なぜ来日初勝利のスチュワートが登録抹消なのか? 再編ローテに首脳陣が込めた意図

ソフトバンクのカーター・スチュワート・ジュニア【写真:竹村岳】
ソフトバンクのカーター・スチュワート・ジュニア【写真:竹村岳】

25日に登録抹消となった大津亮介投手の続報は…中継ぎ陣についても言及

 快投から一夜明け、リスタートを切ることになった。ソフトバンクのカーター・スチュワート・ジュニア投手が27日、出場選手登録を抹消された。26日のオリックス戦(京セラドーム)で来日5年目で待望の初勝利を掴んだばかりの米ドラフト1位右腕。ここまで5試合に先発して防御率1.57の成績を残していながら、なぜここで登録抹消となったのか。首脳陣の言葉から紐解いていく。

 26日のオリックス戦は6回1失点の快投。球数は今季自身2番目に多い102球で、チームを12連敗後の2連勝に導くピッチングだった。試合後のヒーローインタビューでも「チームも勝ちましたし、自分もやっと1勝できた。きょう連勝という形で次に繋げたので、次も頑張っていきたいと思います」と表情には充実感が溢れ、藤本博史監督も「ボール先行も多かったけど、ゲームを作れるのは成長したのかな」と評価していた。

 スチュワートにとって26日の登板は中8日で迎えたマウンドだった。その前も中6日、中11日、中9日と間隔を空けながら、ローテーションの隙間を担ってきた。この日、PayPayドームで行われた投手練習には有原航平投手はオフのため参加せず、スチュワート、和田毅投手、東浜巨投手、石川柊太投手、大関友久投手、板東湧梧投手の6人が参加した。練習を見守った斎藤学投手コーチは、スチュワートの登録抹消も含めて、ローテーションの再編について言及した。

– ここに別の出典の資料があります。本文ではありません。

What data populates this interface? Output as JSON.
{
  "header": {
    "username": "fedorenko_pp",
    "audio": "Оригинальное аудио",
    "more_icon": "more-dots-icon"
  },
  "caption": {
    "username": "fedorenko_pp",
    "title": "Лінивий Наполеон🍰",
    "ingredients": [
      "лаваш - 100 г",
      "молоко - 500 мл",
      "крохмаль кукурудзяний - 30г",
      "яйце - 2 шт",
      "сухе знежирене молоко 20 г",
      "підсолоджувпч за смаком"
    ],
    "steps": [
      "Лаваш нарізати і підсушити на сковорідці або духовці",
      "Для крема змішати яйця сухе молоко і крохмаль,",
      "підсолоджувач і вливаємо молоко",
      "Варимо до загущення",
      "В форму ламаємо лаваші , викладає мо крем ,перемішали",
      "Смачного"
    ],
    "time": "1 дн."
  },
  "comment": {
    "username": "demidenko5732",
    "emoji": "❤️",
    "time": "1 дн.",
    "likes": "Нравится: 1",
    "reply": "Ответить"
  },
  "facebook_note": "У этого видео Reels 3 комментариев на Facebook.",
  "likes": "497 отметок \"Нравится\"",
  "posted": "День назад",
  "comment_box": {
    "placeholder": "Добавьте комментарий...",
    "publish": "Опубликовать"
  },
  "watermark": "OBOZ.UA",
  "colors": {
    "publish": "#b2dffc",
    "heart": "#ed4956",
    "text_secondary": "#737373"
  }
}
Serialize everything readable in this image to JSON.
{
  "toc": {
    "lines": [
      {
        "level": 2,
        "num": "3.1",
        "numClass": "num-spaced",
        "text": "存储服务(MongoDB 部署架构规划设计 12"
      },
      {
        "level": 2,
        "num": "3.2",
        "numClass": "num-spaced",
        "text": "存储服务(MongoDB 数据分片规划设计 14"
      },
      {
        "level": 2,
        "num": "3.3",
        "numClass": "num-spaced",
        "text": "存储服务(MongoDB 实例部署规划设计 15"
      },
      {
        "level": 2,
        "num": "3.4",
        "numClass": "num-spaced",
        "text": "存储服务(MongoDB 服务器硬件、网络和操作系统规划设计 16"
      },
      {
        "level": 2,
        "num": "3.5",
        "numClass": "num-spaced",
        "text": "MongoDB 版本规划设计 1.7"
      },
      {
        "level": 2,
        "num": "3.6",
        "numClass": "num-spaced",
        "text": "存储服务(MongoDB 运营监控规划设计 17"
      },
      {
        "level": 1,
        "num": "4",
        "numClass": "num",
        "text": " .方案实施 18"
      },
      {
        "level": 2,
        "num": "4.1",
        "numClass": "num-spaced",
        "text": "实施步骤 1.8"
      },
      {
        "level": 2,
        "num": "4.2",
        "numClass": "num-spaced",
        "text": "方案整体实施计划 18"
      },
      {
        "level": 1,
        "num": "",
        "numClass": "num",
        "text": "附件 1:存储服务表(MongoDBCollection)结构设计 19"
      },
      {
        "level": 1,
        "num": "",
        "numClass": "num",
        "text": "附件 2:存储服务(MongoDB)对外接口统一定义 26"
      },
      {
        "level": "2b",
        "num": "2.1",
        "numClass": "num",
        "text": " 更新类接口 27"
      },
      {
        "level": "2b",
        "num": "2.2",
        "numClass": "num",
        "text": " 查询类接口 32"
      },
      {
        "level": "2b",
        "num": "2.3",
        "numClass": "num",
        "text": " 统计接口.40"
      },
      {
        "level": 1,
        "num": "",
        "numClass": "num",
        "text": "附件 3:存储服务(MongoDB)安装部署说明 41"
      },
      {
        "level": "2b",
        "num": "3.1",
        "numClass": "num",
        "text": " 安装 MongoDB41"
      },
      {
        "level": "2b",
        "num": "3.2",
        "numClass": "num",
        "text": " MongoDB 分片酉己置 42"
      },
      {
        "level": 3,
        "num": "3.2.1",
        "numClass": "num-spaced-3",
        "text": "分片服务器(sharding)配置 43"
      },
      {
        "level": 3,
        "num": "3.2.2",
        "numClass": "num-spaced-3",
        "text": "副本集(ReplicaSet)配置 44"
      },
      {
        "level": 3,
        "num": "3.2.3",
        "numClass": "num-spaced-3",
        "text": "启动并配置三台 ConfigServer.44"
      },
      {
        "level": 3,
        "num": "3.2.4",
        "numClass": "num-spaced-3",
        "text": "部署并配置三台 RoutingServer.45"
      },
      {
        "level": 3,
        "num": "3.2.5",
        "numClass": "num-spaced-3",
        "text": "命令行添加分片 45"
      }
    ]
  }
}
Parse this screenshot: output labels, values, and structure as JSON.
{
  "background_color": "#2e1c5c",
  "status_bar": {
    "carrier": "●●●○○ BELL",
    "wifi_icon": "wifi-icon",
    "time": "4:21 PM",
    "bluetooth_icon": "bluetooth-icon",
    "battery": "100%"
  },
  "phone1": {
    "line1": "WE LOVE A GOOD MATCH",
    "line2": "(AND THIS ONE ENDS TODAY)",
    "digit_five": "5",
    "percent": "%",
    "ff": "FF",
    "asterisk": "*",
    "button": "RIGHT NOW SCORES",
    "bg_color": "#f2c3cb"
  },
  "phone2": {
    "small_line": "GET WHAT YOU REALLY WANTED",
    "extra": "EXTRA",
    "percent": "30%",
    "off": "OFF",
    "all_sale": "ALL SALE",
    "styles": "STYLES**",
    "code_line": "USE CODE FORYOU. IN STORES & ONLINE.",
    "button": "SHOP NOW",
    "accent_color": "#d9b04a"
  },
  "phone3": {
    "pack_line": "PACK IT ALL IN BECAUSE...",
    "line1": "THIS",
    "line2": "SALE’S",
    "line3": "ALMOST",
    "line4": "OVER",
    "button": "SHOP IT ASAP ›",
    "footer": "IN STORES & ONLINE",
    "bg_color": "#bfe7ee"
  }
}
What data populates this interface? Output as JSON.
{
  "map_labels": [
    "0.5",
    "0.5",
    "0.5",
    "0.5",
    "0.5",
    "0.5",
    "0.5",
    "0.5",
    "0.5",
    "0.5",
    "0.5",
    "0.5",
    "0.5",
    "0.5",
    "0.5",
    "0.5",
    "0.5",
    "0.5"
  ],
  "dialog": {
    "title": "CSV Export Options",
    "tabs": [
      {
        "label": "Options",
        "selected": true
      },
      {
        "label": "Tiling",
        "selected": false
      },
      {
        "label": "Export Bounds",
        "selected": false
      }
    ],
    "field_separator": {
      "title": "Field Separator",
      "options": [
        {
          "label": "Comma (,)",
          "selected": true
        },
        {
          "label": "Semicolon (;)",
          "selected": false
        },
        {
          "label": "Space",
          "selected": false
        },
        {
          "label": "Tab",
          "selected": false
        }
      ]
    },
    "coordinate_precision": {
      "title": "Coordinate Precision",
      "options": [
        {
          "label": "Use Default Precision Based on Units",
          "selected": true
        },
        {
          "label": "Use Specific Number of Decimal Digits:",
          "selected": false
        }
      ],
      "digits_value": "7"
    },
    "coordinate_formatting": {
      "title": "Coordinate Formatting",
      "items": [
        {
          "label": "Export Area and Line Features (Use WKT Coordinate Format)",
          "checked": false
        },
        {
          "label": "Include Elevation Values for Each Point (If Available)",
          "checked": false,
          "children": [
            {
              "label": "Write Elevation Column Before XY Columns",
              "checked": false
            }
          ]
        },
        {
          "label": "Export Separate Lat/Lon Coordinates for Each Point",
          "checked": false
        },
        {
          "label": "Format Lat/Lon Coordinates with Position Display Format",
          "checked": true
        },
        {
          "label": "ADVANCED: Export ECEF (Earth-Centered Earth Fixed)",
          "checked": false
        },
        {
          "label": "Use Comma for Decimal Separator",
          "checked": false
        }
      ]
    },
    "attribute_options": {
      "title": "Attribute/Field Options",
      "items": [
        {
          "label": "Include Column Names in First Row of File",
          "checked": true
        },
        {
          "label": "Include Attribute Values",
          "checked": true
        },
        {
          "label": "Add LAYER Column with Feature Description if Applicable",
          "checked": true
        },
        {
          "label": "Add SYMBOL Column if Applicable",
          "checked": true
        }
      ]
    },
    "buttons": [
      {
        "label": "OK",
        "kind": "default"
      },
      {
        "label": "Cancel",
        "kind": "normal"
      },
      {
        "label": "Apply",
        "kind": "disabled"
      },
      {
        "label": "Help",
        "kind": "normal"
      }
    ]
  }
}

「ジュニア(スチュワート)も含めてなんですけど、中6日でずっと回すのはきつい部分がある。なるべく状態を良くしながら回して投げていこうかな、と。もちろん柱になる人は決まっていますけど。(スチュワートは)空けると言っても、ギリギリしか空けないですけどね」

 8月の2週目からは5週連続で6連戦が組まれている。同じく登録抹消となった板東やベテランの和田について同コーチは「基本的に無理をさせないで、和田とジュニアと板東は間を空けながら、いつもそういう状態で投げられればという感じでローテを組めたら」と説明する。“ギリしか空けない”という言葉通りなら、中10日で8月6日の日本ハム戦(PayPayドーム)での登板が見込まれる。

 同コーチが語る「柱になる」投手とは大関、石川、東浜、有原を指しているのだろう。中心に据える投手を踏まえながら「1戦目、2戦目は両カードともにある程度固めていこう、と。木曜と日曜に関しては球場とか相性とか、いろんなものを引っくるめて3人か4人で回していけたらと思っています」と、柔軟に対応して乗り越えていくつもりだ。

 中継ぎ陣も整備の途中だ。26日にはリバン・モイネロ投手の左肘手術を球団が発表した。同日のオリックス戦では藤井皓哉投手がリリーフとしては今季初登板。2四球を与えながらも1回無失点に抑えた。斎藤学コーチは「大事なイニング、僅差の勝ちゲームにどんどん入っていってほしい」と期待を込める。その上で、勝ちパターンの確立とも向き合っていかないといけず、青写真をこう描く。

「モイネロがいる、いないに関わらず、先発がある程度イニングを投げてもらって、どうやってオスナに繋ぐか、が計算できるのが一番いい。ちょっとずつですけどメンツ的には揃い出しているので、あとはどういう順番で投げさせるか。左が田浦しかいないので、その辺を含めて、中継ぎも疲れさせない、間隔を空けさせないように投げていけたら」

「(勝ちパターンは)決めたいところではあるんですけど、現状はオスナだけを決めておいて。6回くらいから状態のいい、疲れていない、無理をさせないという中で回していけたら一番いいのかなと思います」

 また斎藤学コーチは25日に登録抹消となった大津亮介投手についても言及。ルーキーながらも34試合に登板してブルペンを支えてきた右腕だが「3日ほどノースローなので、その後にすぐ立ち上げられるとは思っているんですけど、若干疲れていたという見方もあった。爪の状態が治ればすぐに投げて『頑張って上がってこい』と言ってあります。無理はしません」と見通した。

 実力はもちろん、経験も体力もある選手を中心としながら、若い選手の勢いも思い切って相手にぶつけていく。休養十分のスチュワートの投球なら、そうは打たれないという信頼もあるはずだ。全員が一丸となって、逆転での優勝を見据えている。